Some patients find visiting the dentist more comfortable when they have backup. After getting the go-ahead from the dentist’s office, ask an understanding relative or friend to come along for moral support. Having a familiar face nearby has a calming effect for many people.

Don’t Be a Stranger

Make arrangements to meet your dentist and hygienist ahead of time. Knowing there are real people behind the masks is reassuring. Ask questions about issues that worry you. Knowledge is power. Worries are often a lot worse than reality. Most importantly, tell your dental team about your fear. They won’t take it personally, and they don’t want anyone to suffer. You’re not the first patient to feel that way, and you won’t be the last.

When professionals are aware you’re afraid, they make treatment adjustments. If you’re concerned about discomfort, discuss pain-relief options such as local anesthetic, nitrous oxide, oral medication and intravenous drugs. For example, the dentist might be able to use a smaller-gauge needle to deliver Novocain.

To give you some control, you and your dental provider should agree on a signal that pauses work. This provides an opportunity to relax or calm down. Raise your hand or blink your eyes — settle on a non-verbal cue that works for both of you.

Don’t Listen

This doesn’t mean don’t pay attention when your dentist tells you to floss every day or take vitamins to strengthen your enamel. You should, however, tune out the sounds of dental work that disturb you. After you’ve discussed your treatment, wear noise-cancelling headphones. Pop in ear buds and listen to music or a recorded book, watch a movie or check out a podcast.

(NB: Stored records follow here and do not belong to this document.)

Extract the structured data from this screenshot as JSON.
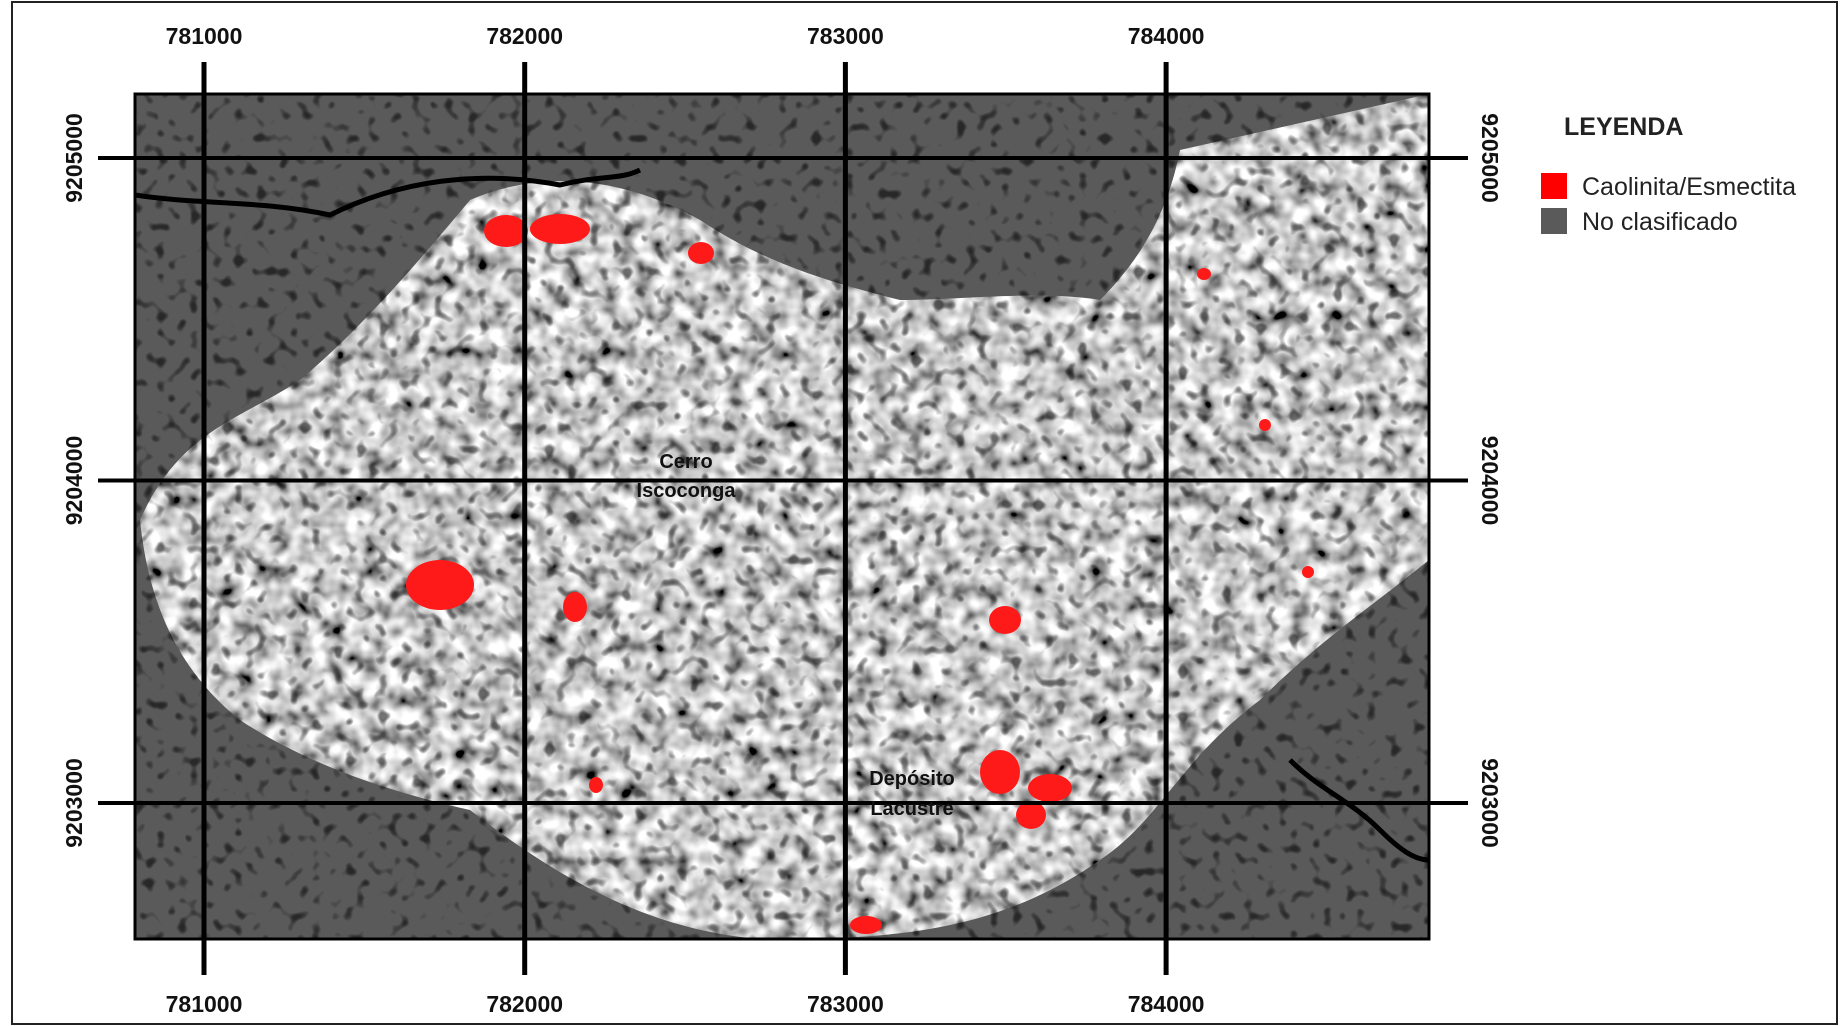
{
  "map": {
    "x_ticks": [
      781000,
      782000,
      783000,
      784000
    ],
    "y_ticks": [
      9205000,
      9204000,
      9203000
    ],
    "legend": {
      "title": "LEYENDA",
      "items": [
        {
          "label": "Caolinita/Esmectita",
          "color": "#ff0000"
        },
        {
          "label": "No clasificado",
          "color": "#5a5a5a"
        }
      ]
    },
    "places": [
      {
        "lines": [
          "Cerro",
          "Iscoconga"
        ]
      },
      {
        "lines": [
          "Depósito",
          "Lacustre"
        ]
      }
    ]
  }
}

Make sure your distraction is engaging. Find something new and engrossing or familiar and reassuring. If ear coverings aren’t comfortable, plan another distraction. Mentally run through your favorite movie very slowly. Say the alphabet backwards, or count to 1,000 by threes. Go all the way to 10,000 if the appointment is long.

Don’t Tense Up

Use relaxation techniques before — and even during — your appointment. Prepare yourself ahead of time, and then use them whenever you start tensing up. Take a deep breath, hold it for a moment, then do a long, slow exhale. Repeat until you’re calm. Oddly enough, another way to relax is by tensing up. Starting with your feet, contract your muscles and then release them. Move to your calves, then thighs, then hips, and so on.

Don’t Lie Down

Some patients feel helpless when the dental chair is fully reclined. Again, talk to your hygienist or dentist. He may be able to work with the chair pushed only partway back. If you find the prone position physically uncomfortable, use a cushion or pillow to relieve the physical stress.

Don’t Settle

Finally, if you have a dentist who is not empathetic and accommodating about your fear, it’s time to find a different one. Health care providers and patients need to work as a unit. If your dentist doesn’t take your issue seriously, don’t use it as an excuse to avoid treatment. There’s a dental provider out there for you and some even specialize in anxious patients. Do a Google search for such a dentist your area. Your mouth will thank you!

Use these tips to help you face your fear of the dentist. Dental treatment is important, and you’ll breathe that welcomed sigh of relief once you finally go and realize it was worth it.